An investigation into the death of Slobodan Milosevic in his cell while on trial for war crimes showed that the former Yugoslav president died of natural causes, Dutch prosecutors said on Wednesday.
Milosevic was found dead in his cell at the detention unit in The Hague on March 11, just months before a verdict was expected in his trial for war crimes, genocide and crimes against humanity in Croatia, Bosnia and Kosovo in the 1990s.
There had been speculation over whether Milosevic had deliberately tried to exacerbate his condition to strengthen his case for release or whether he had been poisoned, as the 64-year-old suggested in a letter to Moscow the day before he died.
"The public prosecutor has concluded that Milosevic died a natural death. There is not a single indication that the death was the result of foul play," prosecutors said in a statement.

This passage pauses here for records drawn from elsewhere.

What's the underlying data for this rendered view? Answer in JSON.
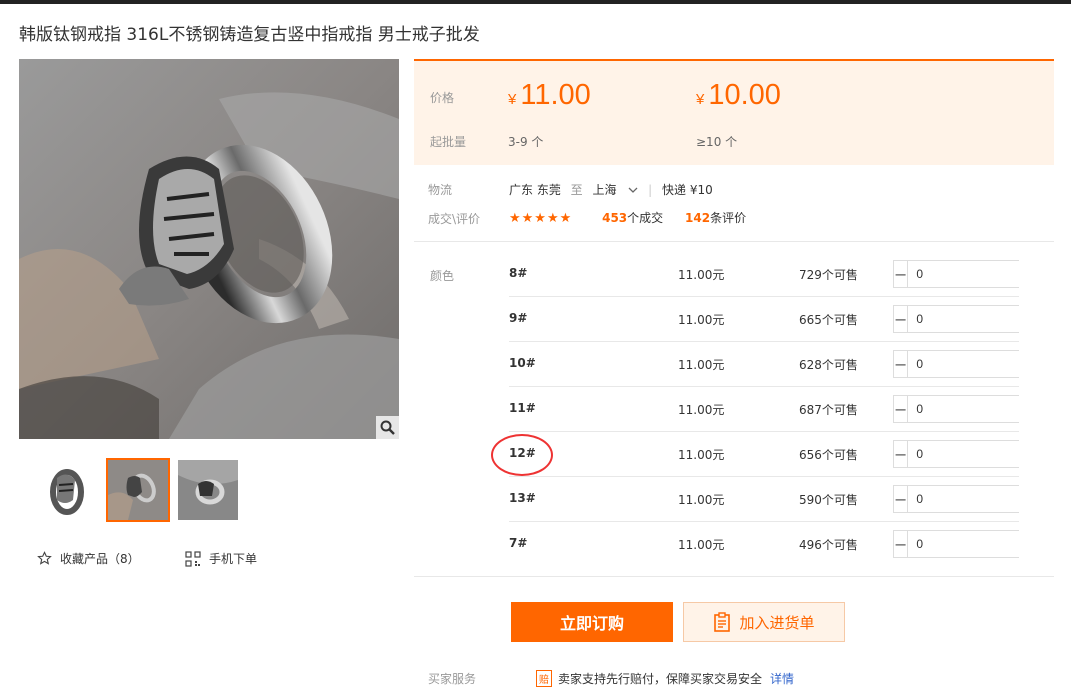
{
  "product": {
    "title": "韩版钛钢戒指 316L不锈钢铸造复古竖中指戒指 男士戒子批发"
  },
  "gallery": {
    "zoom_icon": "magnifier-icon",
    "favorite_label": "收藏产品（8）",
    "mobile_order_label": "手机下单",
    "selected_thumb": 2
  },
  "pricing": {
    "price_label": "价格",
    "moq_label": "起批量",
    "currency": "¥",
    "tiers": [
      {
        "price": "11.00",
        "qty": "3-9 个"
      },
      {
        "price": "10.00",
        "qty": "≥10 个"
      }
    ]
  },
  "logistics": {
    "label": "物流",
    "from": "广东 东莞",
    "to_word": "至",
    "to": "上海",
    "shipping": "快递 ¥10"
  },
  "reviews": {
    "label": "成交\\评价",
    "stars": "★★★★★",
    "deals_count": "453",
    "deals_suffix": "个成交",
    "review_count": "142",
    "review_suffix": "条评价"
  },
  "sku": {
    "label": "颜色",
    "rows": [
      {
        "name": "8#",
        "price": "11.00元",
        "stock": "729个可售",
        "qty": "0"
      },
      {
        "name": "9#",
        "price": "11.00元",
        "stock": "665个可售",
        "qty": "0"
      },
      {
        "name": "10#",
        "price": "11.00元",
        "stock": "628个可售",
        "qty": "0"
      },
      {
        "name": "11#",
        "price": "11.00元",
        "stock": "687个可售",
        "qty": "0"
      },
      {
        "name": "12#",
        "price": "11.00元",
        "stock": "656个可售",
        "qty": "0"
      },
      {
        "name": "13#",
        "price": "11.00元",
        "stock": "590个可售",
        "qty": "0"
      },
      {
        "name": "7#",
        "price": "11.00元",
        "stock": "496个可售",
        "qty": "0"
      }
    ]
  },
  "actions": {
    "buy_now": "立即订购",
    "add_to_list": "加入进货单"
  },
  "service": {
    "label": "买家服务",
    "badge": "赔",
    "text": "卖家支持先行赔付，保障买家交易安全",
    "link": "详情"
  },
  "colors": {
    "accent": "#ff6600",
    "highlight_circle": "#e33333"
  }
}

The International Criminal Tribunal for the Former Yugoslavia (ICTY) said in a statement it welcomed the prosecutor's final findings.
As the investigation confirmed Milosevic died of natural causes, the court's own internal inquiry would focus on the medical treatment given to him while in the tribunal's detention center, the court said.
The tribunal expects to conclude its investigation shortly.
Initial autopsy results had shown that Milosevic died of a heart attack.
"In keeping with its earlier report, the National Forensic Institute has now definitely concluded that the cause of death was a heart attack," prosecutors said. Final toxicological studies also confirmed there were no traces of poisoning or substances which could have triggered a heart attack.
The prosecutor said that although non-prescribed medicines were found in Milosevic's cell in December 2005, no such medicines were found in his cell the day after he died.
Milosevic had suffered from high blood pressure and a heart condition, which according to an initial autopsy explained his heart attack.